La souveraineté alimentaire au cœur des débats
Réunie le 2 juin 2026 à Paris pour son assemblée générale, la Fédération du Crédit Mutuel Agricole et Rural (CMAR) a placé la souveraineté alimentaire au centre de ses réflexions. Entre tensions géopolitiques, dépendances énergétiques, compétitivité des filières et renouvellement des générations, les intervenants ont dressé un état des lieux sans concession tout en esquissant des pistes d'avenir. Un rendez-vous marqué par la présence exceptionnelle de la ministre de l'Agriculture, Annie Genevard.

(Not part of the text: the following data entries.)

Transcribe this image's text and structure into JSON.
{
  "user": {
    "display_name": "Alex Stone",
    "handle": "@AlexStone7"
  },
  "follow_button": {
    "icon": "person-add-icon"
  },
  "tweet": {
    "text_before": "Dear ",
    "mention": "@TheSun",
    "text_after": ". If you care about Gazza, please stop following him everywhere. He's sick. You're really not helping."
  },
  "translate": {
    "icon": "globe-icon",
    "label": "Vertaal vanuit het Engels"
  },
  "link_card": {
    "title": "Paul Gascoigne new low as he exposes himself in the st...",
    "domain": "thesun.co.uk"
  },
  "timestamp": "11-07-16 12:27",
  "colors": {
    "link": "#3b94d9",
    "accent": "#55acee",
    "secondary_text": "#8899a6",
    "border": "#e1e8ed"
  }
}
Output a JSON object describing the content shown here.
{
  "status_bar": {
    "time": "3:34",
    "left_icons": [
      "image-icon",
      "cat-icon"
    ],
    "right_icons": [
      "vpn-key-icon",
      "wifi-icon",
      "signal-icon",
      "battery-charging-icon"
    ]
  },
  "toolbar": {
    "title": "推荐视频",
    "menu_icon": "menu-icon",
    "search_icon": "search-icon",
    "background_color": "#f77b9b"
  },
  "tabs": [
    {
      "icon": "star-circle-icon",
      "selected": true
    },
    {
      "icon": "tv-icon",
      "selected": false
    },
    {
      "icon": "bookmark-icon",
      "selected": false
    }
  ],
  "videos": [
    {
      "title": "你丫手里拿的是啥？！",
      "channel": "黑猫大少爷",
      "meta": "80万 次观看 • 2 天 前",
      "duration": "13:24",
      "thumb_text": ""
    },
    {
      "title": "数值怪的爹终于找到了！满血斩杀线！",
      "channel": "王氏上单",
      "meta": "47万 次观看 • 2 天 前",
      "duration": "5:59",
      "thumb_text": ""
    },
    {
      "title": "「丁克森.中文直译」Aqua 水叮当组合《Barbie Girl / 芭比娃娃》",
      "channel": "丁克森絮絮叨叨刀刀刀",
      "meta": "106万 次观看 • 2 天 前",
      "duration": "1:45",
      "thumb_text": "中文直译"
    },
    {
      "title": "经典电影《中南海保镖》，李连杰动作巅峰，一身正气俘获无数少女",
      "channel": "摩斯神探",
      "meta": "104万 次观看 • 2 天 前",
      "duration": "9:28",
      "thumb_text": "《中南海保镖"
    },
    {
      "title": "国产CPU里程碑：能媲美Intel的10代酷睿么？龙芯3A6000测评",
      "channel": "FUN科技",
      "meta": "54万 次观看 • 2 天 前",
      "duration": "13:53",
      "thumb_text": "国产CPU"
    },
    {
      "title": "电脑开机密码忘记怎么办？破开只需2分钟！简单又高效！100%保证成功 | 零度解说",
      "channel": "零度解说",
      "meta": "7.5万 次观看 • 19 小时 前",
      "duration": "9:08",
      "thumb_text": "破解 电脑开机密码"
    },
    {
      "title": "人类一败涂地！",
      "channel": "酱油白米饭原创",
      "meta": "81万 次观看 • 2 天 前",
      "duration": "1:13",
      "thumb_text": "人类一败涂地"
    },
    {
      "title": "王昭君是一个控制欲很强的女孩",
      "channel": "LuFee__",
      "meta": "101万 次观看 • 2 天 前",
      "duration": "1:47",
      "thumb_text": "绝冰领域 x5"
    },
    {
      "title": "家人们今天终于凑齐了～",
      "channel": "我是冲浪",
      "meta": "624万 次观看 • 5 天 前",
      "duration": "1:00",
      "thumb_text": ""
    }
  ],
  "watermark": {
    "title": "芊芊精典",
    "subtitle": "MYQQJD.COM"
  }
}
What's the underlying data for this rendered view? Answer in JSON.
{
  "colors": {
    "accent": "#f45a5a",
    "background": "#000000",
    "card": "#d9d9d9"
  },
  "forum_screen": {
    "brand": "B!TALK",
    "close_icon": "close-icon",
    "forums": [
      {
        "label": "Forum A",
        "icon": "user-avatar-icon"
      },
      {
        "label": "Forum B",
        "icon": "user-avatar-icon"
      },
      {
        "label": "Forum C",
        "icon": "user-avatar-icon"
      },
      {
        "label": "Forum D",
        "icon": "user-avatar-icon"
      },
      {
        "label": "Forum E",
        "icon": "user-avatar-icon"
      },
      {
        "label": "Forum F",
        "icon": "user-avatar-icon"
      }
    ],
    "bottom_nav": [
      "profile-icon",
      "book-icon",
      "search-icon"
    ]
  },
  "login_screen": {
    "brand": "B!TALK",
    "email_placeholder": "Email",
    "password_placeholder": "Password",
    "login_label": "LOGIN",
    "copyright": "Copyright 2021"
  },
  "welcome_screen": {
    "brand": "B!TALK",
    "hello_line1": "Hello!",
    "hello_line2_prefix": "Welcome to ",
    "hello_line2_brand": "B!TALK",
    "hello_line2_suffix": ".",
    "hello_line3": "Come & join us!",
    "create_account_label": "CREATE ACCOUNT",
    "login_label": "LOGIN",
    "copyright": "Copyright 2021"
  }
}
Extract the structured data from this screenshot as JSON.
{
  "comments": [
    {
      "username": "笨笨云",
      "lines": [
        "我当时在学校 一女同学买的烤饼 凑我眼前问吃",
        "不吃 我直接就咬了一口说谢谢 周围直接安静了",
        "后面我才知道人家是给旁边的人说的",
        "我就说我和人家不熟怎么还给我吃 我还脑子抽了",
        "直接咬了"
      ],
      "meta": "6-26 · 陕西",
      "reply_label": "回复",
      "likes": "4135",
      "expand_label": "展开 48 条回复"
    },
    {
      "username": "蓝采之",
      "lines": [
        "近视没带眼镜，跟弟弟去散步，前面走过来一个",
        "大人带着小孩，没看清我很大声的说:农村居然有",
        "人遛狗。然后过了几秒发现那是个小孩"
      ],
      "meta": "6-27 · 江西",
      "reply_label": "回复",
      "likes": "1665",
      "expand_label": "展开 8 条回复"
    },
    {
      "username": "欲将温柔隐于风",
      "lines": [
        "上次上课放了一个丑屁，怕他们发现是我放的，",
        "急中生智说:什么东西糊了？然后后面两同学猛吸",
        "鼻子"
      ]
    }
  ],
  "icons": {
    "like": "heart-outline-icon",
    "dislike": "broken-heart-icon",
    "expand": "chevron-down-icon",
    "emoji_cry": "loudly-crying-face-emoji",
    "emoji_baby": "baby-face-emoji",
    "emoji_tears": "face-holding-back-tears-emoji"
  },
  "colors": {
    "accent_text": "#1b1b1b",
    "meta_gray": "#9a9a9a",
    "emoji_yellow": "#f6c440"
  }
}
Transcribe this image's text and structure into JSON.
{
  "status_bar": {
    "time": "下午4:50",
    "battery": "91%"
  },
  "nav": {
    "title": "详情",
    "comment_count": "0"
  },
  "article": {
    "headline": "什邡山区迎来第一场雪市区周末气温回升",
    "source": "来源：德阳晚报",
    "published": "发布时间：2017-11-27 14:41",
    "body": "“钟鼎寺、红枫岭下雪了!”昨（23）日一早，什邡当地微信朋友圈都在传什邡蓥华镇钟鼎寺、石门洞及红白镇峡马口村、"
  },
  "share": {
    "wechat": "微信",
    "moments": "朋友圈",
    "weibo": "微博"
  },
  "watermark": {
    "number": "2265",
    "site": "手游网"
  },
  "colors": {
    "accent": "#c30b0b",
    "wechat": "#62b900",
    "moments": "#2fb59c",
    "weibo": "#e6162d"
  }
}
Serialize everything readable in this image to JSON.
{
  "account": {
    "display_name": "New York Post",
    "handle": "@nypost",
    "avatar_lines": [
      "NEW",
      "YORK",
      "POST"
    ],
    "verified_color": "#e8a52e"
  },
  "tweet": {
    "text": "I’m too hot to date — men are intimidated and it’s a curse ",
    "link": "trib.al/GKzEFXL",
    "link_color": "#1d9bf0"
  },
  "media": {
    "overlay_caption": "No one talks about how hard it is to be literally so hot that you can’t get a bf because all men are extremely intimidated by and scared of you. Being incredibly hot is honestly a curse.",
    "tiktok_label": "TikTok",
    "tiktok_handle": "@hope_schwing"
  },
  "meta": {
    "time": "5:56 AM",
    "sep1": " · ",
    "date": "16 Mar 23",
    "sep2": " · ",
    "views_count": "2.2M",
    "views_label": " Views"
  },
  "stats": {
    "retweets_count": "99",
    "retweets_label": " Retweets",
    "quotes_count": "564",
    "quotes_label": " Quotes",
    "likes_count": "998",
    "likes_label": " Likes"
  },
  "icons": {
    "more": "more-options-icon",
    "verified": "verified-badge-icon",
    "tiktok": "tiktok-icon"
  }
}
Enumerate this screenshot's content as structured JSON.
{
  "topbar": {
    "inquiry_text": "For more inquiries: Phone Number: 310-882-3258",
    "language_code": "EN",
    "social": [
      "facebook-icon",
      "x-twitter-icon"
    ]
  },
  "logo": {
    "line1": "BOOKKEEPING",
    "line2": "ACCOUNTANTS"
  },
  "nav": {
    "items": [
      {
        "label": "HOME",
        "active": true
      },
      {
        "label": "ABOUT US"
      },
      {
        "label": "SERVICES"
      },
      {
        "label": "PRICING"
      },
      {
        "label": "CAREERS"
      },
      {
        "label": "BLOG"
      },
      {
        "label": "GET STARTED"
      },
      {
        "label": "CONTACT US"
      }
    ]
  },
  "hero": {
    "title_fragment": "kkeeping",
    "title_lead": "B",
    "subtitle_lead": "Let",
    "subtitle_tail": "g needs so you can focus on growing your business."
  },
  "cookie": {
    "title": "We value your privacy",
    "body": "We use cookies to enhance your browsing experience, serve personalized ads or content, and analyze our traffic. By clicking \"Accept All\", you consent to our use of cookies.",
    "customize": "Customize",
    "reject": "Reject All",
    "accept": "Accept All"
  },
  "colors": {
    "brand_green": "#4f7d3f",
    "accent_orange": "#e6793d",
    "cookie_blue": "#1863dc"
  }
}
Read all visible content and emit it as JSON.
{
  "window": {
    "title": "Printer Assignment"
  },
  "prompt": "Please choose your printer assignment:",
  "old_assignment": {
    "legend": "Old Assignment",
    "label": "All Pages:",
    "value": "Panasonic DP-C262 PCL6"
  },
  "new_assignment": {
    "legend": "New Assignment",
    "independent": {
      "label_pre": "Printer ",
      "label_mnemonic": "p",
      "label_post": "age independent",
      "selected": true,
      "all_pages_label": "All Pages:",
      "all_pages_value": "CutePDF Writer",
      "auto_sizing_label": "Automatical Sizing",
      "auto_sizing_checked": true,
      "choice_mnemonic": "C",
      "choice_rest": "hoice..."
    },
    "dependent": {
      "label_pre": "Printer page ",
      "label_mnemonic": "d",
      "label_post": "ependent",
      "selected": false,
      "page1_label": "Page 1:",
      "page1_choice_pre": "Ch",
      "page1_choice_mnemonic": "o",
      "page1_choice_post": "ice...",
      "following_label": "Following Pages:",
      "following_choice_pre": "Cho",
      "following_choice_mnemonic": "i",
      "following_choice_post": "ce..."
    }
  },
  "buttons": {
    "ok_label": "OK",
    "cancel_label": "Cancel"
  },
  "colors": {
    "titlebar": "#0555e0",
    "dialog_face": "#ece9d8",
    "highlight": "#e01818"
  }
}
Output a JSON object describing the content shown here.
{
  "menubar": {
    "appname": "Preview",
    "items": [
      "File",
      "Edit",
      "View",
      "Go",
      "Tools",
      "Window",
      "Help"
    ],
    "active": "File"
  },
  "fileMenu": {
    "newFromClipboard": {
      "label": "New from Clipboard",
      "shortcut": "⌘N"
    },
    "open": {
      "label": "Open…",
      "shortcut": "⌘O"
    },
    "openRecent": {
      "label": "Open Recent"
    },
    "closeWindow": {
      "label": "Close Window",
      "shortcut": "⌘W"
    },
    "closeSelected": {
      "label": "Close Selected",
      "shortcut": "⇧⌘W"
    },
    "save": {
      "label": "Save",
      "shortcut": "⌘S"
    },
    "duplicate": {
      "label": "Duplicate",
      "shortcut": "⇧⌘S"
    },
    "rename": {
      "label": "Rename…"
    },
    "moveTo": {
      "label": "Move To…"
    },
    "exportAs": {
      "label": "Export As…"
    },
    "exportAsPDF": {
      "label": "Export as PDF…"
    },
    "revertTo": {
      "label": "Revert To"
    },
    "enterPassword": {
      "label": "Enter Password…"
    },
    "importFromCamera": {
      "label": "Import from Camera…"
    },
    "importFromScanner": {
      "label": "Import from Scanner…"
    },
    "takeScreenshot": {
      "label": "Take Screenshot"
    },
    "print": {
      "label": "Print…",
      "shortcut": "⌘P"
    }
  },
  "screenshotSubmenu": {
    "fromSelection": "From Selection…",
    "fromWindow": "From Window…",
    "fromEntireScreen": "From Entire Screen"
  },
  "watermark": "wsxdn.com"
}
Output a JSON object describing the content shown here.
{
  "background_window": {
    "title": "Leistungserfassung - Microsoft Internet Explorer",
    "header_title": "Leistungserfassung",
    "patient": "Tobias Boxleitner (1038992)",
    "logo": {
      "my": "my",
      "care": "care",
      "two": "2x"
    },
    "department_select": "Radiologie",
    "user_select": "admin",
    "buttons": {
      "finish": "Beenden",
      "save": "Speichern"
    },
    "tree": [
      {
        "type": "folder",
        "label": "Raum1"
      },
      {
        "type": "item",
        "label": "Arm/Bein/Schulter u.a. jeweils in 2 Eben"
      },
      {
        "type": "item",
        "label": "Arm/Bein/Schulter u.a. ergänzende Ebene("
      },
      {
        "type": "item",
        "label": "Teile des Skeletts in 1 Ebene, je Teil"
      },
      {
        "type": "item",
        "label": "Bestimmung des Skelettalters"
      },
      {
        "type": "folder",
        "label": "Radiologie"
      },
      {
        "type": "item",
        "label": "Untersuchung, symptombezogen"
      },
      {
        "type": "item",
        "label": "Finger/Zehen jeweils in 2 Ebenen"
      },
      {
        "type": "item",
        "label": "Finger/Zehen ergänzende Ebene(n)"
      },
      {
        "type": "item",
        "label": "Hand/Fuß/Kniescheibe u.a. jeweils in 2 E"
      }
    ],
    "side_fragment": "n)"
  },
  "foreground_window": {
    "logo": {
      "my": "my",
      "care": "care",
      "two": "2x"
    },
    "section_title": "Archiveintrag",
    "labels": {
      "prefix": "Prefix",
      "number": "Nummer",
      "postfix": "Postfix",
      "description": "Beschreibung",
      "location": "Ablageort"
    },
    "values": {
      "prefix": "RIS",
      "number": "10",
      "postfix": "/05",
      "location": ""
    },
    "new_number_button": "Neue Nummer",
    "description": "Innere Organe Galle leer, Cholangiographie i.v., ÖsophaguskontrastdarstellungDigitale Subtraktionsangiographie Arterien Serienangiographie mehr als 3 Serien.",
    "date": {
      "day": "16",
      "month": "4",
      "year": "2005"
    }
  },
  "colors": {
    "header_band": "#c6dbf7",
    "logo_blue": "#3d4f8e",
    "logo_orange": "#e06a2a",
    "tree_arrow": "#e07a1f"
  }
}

Agriculteur dans la Vienne et président du CMAR, Christian Guilbard, a ouvert les travaux en rappelant le contexte international particulièrement instable qui pèse sur l'agriculture." Nous observons un basculement du monde sous la forme de conflits hybrides entre blocs d'États ", a-t-il souligné, évoquant à la fois les guerres militaires, commerciales et monétaires qui fragilisent les équilibres agricoles mondiaux. Parmi les exemples cités, le blocage du détroit d'Ormuz, par lequel transite près d'un tiers des volumes mondiaux de pétrole et d'engrais, illustre les vulnérabilités européennes. Une situation qui pourrait représenter un surcoût de " 200 à 300 euros par hectare " pour les exploitations si les niveaux actuels de prix devaient perdurer.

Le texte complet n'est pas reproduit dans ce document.